- A revisão mais abrangente sobre cannabis medicinal e saúde mental, publicada no The Lancet, aponta falta de evidências de que canabinóides tratem ansiedade, depressão ou transtorno de estresse pós-traumático.
- O estudo analisou 54 ensaios clínicos randomizados realizados entre 1980 e 2025, considerados o padrão-ouro para testar medicamentos.
- Os efeitos adversos costumam ser leves ou moderados (náusea, fadiga, boca seca), mas os ensaios nem sempre refletem o uso prolongado no mundo real.

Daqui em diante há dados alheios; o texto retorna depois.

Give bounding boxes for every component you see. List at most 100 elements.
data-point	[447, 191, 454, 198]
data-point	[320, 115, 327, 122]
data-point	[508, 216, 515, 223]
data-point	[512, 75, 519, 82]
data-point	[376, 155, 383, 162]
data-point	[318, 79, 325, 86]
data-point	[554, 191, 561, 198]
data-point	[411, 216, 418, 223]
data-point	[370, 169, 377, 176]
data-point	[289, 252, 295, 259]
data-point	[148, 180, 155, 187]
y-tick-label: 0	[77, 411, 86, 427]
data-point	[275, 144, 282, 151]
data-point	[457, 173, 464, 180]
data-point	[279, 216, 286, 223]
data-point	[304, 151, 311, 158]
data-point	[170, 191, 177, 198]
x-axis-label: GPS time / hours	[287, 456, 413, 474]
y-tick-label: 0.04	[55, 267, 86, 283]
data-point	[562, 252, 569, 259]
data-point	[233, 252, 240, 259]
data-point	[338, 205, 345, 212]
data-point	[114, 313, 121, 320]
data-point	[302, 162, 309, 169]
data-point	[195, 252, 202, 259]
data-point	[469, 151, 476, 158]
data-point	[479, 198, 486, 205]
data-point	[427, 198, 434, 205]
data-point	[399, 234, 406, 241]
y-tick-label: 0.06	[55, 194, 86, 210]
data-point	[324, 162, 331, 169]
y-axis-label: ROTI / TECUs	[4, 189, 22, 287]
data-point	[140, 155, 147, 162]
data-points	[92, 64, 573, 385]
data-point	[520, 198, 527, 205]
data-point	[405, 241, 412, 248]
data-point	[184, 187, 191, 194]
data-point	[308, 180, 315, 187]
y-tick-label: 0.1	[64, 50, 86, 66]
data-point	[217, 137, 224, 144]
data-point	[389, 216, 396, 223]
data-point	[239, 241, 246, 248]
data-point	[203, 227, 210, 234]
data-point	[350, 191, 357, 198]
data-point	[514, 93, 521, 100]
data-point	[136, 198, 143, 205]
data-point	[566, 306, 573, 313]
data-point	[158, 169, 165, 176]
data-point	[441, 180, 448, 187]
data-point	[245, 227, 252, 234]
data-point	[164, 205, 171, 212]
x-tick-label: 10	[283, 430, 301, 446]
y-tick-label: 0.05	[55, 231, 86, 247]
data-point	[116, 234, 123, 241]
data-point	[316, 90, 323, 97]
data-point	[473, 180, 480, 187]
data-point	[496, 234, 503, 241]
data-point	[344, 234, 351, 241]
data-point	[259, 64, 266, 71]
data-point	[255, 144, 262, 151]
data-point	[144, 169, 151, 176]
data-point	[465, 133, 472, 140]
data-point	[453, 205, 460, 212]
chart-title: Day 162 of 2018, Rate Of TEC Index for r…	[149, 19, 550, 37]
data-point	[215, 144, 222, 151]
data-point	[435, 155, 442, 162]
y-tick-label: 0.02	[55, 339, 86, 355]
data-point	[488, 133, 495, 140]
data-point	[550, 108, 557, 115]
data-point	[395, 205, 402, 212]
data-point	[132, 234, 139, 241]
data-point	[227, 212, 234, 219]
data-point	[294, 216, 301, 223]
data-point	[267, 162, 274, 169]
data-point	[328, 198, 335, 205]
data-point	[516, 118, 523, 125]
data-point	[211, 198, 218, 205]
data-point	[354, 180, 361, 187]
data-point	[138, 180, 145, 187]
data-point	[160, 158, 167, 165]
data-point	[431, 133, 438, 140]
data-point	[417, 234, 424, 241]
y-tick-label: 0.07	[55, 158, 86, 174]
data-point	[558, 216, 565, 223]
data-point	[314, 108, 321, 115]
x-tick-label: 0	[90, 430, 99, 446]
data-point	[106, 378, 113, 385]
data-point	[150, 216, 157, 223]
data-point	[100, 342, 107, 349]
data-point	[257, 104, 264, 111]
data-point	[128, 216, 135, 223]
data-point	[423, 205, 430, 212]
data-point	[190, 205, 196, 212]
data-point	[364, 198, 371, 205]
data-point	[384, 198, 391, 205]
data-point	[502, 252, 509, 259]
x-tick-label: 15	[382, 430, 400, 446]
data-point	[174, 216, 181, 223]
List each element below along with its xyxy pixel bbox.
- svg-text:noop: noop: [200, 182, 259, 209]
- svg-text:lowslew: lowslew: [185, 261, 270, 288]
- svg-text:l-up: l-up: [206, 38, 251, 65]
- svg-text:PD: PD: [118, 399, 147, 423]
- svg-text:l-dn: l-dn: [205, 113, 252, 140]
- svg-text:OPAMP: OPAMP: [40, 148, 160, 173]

- Alguns resultados positivos aparecem em outras condições, como insônia, redução de tiques na Síndrome de Tourette e diminuição de sintomas do autismo; há também indicação de benefício na dependência da cannabis com formulações controladas.
- A conclusão é de que são necessárias pesquisas mais robustas e de longo prazo; a ausência de evidência não é evidência de ausência, e o uso deve ser avaliado com cautela.
O estudo mais completo já feito sobre cannabis medicinal e saúde mental concluiu que não há evidência suficiente de que canabinóides tratem ansiedade, depressão ou transtorno de estresse pós-traumático. A pesquisa revisou CBD e THC em diferentes transtornos.
Foram analisados 54 ensaios clínicos randomizados, realizados entre 1980 e 2025. Esses estudos são considerados o padrão-ouro para testar a eficácia de medicamentos. As conclusões são conservadoras sobre benefícios.
As evidências disponíveis indicam que os efeitos adversos são geralmente leves ou moderados, como náusea, fadiga e boca seca. Contudo, nem todos os ensaios refletem o uso prolongado no mundo real.
Riscos e limitações
Mesmo com resultados positivos em algumas condições, as evidências continuam limitadas. Muitos estudos são pequenos ou de baixa qualidade, o que dificulta avaliações definitivas de segurança e eficácia.
Alguns achados mostram melhoria da insônia, redução de tiques em síndromes como a de Tourette e diminuição de sintomas do autismo. Esses efeitos aparecem em contextos específicos de estudo.
Algumas evidências sugerem que fármacos canabinóides podem ajudar no tratamento da dependência da própria cannabis, desde que usados em formulações controladas.
Conclusões de uso e futuras pesquisas
A ausência de evidência não comprova ausência de efeito. O estudo afirma apenas que faltam provas robustas para confirmar eficácia. Pesquisas mais longas e rigorosas são necessárias.
Os autores ressaltam a necessidade de estudos com desenho aperfeiçoado e follow-up extendido. Sem dados sólidos, o uso para transtornos mentais deve ser avaliado com cautela.